Le budget Bayrou : une réactivation des contre-vérités politique

Le nouveau budget présenté par l’ancien premier ministre François Bayrou attise une grande colère populaire, dont l’issue de la manifestation de ce jour est encore incertaine. Dans son discours du 8 septembre, avant l’échec de son vote de confiance, Bayrou a ressassé les mêmes contre-vérités économiques, en faisant passer ses politiques d’austérité pour des nécessités. Il sera question dans cet article de mettre au jour les mensonges omniprésents dans les discours du gouvernement.
- Les mensonges au sujet de la dette
D’abord, il faut se pencher sur la question de la dette, qui justifie pour la majorité les politiques d’austérité.
En premier lieu, le drame présenté face à l’ampleur de la dette est démesuré et anxiogène.
La dette française représente aujourd’hui 114% du PIB, à savoir plus de 3000 milliards d’euros. Certes, ce chiffre est considérable, mais il est toujours moindre en comparaison d’autres pays occidentaux comme l’Italie, la Grèce, les Etats-Unis ou encore le Japon (200% du PIB pour ce dernier).
En effet, le mécanisme d’endettement a toujours été présent dans nos économies capitalistes (sans que cela, et notamment vis-à-vis des investisseurs étrangers, soit nécessairement louable). Ce mécanisme fonctionne à la condition où la dette reste soutenable, c’est-à-dire que les Etats sont considérés comme capables de rembourser leur dette. Généralement, les économistes utilisent une comparaison simple pour évaluer la soutenabilité de la dette : le niveau des taux d’intérêts sur la dette doit être inférieur à celui de la croissance nominale.

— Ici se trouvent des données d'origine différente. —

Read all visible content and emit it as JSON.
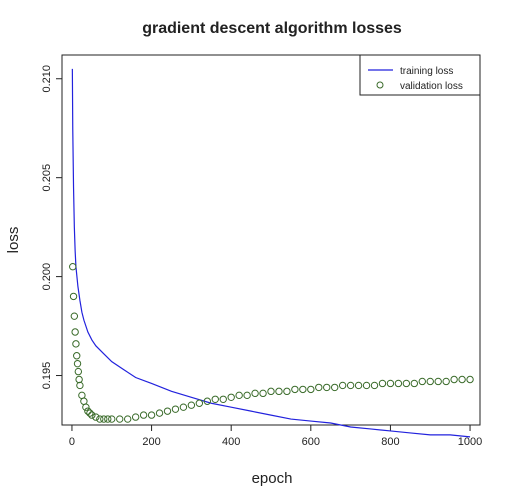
{
  "chart_data": {
    "type": "line",
    "title": "gradient descent algorithm losses",
    "xlabel": "epoch",
    "ylabel": "loss",
    "xlim": [
      -25,
      1025
    ],
    "ylim": [
      0.1925,
      0.2112
    ],
    "xticks": [
      0,
      200,
      400,
      600,
      800,
      1000
    ],
    "yticks": [
      0.195,
      0.2,
      0.205,
      0.21
    ],
    "xtick_labels": [
      "0",
      "200",
      "400",
      "600",
      "800",
      "1000"
    ],
    "ytick_labels": [
      "0.195",
      "0.200",
      "0.205",
      "0.210"
    ],
    "legend_position": "top-right",
    "grid": false,
    "series": [
      {
        "name": "training loss",
        "style": "line",
        "color": "#2222dd",
        "x": [
          1,
          2,
          4,
          6,
          8,
          10,
          15,
          20,
          25,
          30,
          40,
          50,
          60,
          80,
          100,
          130,
          160,
          200,
          250,
          300,
          350,
          400,
          450,
          500,
          550,
          600,
          650,
          700,
          750,
          800,
          850,
          900,
          950,
          1000
        ],
        "y": [
          0.2105,
          0.2075,
          0.2045,
          0.2025,
          0.2013,
          0.2005,
          0.1995,
          0.1988,
          0.1982,
          0.1978,
          0.1972,
          0.1968,
          0.1965,
          0.1961,
          0.1957,
          0.1953,
          0.1949,
          0.1946,
          0.1942,
          0.1939,
          0.1936,
          0.1934,
          0.1932,
          0.193,
          0.1928,
          0.1927,
          0.1926,
          0.1924,
          0.1923,
          0.1922,
          0.1921,
          0.192,
          0.192,
          0.1919
        ]
      },
      {
        "name": "validation loss",
        "style": "points",
        "color": "#3a6b2a",
        "x": [
          2,
          4,
          6,
          8,
          10,
          12,
          14,
          16,
          18,
          20,
          25,
          30,
          35,
          40,
          45,
          50,
          60,
          70,
          80,
          90,
          100,
          120,
          140,
          160,
          180,
          200,
          220,
          240,
          260,
          280,
          300,
          320,
          340,
          360,
          380,
          400,
          420,
          440,
          460,
          480,
          500,
          520,
          540,
          560,
          580,
          600,
          620,
          640,
          660,
          680,
          700,
          720,
          740,
          760,
          780,
          800,
          820,
          840,
          860,
          880,
          900,
          920,
          940,
          960,
          980,
          1000
        ],
        "y": [
          0.2005,
          0.199,
          0.198,
          0.1972,
          0.1966,
          0.196,
          0.1956,
          0.1952,
          0.1948,
          0.1945,
          0.194,
          0.1937,
          0.1934,
          0.1932,
          0.1931,
          0.193,
          0.1929,
          0.1928,
          0.1928,
          0.1928,
          0.1928,
          0.1928,
          0.1928,
          0.1929,
          0.193,
          0.193,
          0.1931,
          0.1932,
          0.1933,
          0.1934,
          0.1935,
          0.1936,
          0.1937,
          0.1938,
          0.1938,
          0.1939,
          0.194,
          0.194,
          0.1941,
          0.1941,
          0.1942,
          0.1942,
          0.1942,
          0.1943,
          0.1943,
          0.1943,
          0.1944,
          0.1944,
          0.1944,
          0.1945,
          0.1945,
          0.1945,
          0.1945,
          0.1945,
          0.1946,
          0.1946,
          0.1946,
          0.1946,
          0.1946,
          0.1947,
          0.1947,
          0.1947,
          0.1947,
          0.1948,
          0.1948,
          0.1948
        ]
      }
    ]
  }
}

Or, typiquement en France, les taux d’intérêts s’élèvent en moyenne à 1,9% tandis que le taux de croissance s’élève à 3,5%, indiquant donc que la dette est considérée soutenable et que le catastrophisme vendu par le gouvernement est injustifié.

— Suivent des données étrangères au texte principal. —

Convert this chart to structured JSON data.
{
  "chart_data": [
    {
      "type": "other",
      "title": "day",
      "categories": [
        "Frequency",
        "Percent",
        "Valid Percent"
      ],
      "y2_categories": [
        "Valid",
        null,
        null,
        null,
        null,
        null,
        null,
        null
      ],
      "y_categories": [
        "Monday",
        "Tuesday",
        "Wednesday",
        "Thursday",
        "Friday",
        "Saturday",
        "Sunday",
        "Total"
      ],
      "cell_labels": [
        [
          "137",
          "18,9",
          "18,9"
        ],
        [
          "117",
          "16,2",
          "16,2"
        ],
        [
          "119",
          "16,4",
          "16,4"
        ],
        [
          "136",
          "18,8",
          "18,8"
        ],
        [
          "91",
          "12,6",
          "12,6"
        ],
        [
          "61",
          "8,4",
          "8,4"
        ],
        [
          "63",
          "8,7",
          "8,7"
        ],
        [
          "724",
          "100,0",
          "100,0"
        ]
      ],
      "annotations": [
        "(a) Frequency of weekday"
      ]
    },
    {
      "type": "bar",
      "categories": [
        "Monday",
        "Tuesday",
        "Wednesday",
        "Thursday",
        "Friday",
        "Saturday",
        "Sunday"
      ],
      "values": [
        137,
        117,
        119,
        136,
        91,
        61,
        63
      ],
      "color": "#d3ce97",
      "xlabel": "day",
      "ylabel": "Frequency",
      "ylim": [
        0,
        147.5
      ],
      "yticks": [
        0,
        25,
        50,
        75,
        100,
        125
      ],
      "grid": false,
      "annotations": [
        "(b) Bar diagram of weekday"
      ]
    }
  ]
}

En second lieu, si certes il faut réduire la dette, les politiques d’austérité ne sont pas la solution.
Si notre dette est pour le moment soutenable, cela n’empêche pas de mener une politique visant à la réduire. Cependant, mettre en place des politiques d’austérité pour ce faire peut-être contreproductif au sein d’un système capitaliste : en réduisant les dépenses et donc la consommation et la production ; la croissance, pourtant nécessaire à la perpétuation du capitalisme (et accessoirement à l’acquittement des dettes) en est diminuée. (NB : cela entraînerait donc une baisse du taux de croissance et donc de la soutenabilité de la dette qu’on cherche justement à maintenir !). Historiquement les politiques d’austérité ont alors pu entraîner des désastres économiques en aggravant les crises qu’elles prétendent régler (notamment suite à la crise des subprimes en 2008 en Europe).
Par ailleurs, les politiques d’austérité pèsent davantage sur les plus démunis (à travers notamment la réduction des dépenses sociales), ce qui pose un problème de justice évident.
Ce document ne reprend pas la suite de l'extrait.